A computer drawing of the new mixed-use building facing onto Georgia Avenue in Silver Spring with a store shown on the first floor, apartment windows above and a deep, heavy cornice at the top of the building.

This new mixed-use development at 8787 Georgia Avenue will replace the former Montgomery Planning Department Headquarters in Silver Spring. Photo Credit: KTGY Architects

With multiple agencies moving into the new Wheaton Headquarters, other locations within the county will also be open for new uses and further development. For example, the former Parks Department Parkside Headquarters along Sligo Creek will revert back to the Montgomery County Public Schools for a possible shared-use elementary school adjacent to the park. Vacated county office buildings in Rockville could be transformed to better link the Rockville Transit Station to the thriving mixed-use Rockville Town Center.

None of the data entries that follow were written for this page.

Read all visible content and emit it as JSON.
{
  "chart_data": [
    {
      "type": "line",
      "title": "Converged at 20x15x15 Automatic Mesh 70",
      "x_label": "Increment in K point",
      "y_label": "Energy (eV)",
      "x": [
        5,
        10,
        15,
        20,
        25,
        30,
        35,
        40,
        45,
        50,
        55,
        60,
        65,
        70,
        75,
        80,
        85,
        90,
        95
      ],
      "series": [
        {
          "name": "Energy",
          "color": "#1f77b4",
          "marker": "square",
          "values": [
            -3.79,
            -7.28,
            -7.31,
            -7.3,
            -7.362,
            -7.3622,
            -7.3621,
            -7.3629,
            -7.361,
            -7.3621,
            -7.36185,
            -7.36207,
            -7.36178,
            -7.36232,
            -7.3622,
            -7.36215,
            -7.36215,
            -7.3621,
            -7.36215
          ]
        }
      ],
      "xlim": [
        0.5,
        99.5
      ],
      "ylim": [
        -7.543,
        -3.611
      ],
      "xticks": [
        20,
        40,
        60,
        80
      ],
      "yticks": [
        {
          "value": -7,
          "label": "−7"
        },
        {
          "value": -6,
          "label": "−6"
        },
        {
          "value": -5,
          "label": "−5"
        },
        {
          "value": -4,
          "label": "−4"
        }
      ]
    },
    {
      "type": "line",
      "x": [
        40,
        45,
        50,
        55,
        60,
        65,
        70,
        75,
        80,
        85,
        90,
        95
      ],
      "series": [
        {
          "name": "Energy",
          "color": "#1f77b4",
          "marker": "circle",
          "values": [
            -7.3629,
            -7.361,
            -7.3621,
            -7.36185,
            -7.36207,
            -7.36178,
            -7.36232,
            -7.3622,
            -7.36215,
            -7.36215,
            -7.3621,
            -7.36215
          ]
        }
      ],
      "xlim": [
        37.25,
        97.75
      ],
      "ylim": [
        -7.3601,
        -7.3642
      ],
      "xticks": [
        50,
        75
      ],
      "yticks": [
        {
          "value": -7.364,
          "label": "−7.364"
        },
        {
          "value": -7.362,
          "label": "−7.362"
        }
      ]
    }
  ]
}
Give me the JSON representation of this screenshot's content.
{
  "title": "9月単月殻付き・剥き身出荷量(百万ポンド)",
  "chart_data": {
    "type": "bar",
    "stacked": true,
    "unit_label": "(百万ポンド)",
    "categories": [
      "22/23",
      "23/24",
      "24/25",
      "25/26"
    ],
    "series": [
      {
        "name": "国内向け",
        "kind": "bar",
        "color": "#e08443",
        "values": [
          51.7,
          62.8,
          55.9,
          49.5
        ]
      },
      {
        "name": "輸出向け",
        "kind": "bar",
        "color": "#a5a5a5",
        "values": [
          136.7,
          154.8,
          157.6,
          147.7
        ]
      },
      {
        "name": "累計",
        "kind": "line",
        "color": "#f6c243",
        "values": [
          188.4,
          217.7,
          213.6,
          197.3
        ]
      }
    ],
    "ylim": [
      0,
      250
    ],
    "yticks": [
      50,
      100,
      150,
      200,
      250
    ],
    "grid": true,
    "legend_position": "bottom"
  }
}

In all, the new Wheaton Headquarters helps to promote a transit-oriented downtown Wheaton that is environmentally, economically, and socially sustainable. It sets a very high standard for all future development in Montgomery County.


Paul Mortensen
About the author
Paul Mortensen is the Senior Urban Designer in the Director’s Office at the Montgomery County Planning Department and leads the Design Excellence program. He is a registered architect in California, Washington and Maryland, is a LEED-Accredited Professional, and is a member of the Congress for New Urbanism.


One Response to “Setting the standard for Montgomery County’s sustainable development with the new M-NCPPC Wheaton Headquarters”

  1. David S Rotenstein

    Did the LEED Platinum calculation also include the embodied energy costs WRT the demolition and redevelopment of the old HQ on Georgia Avenue in Silver Spring?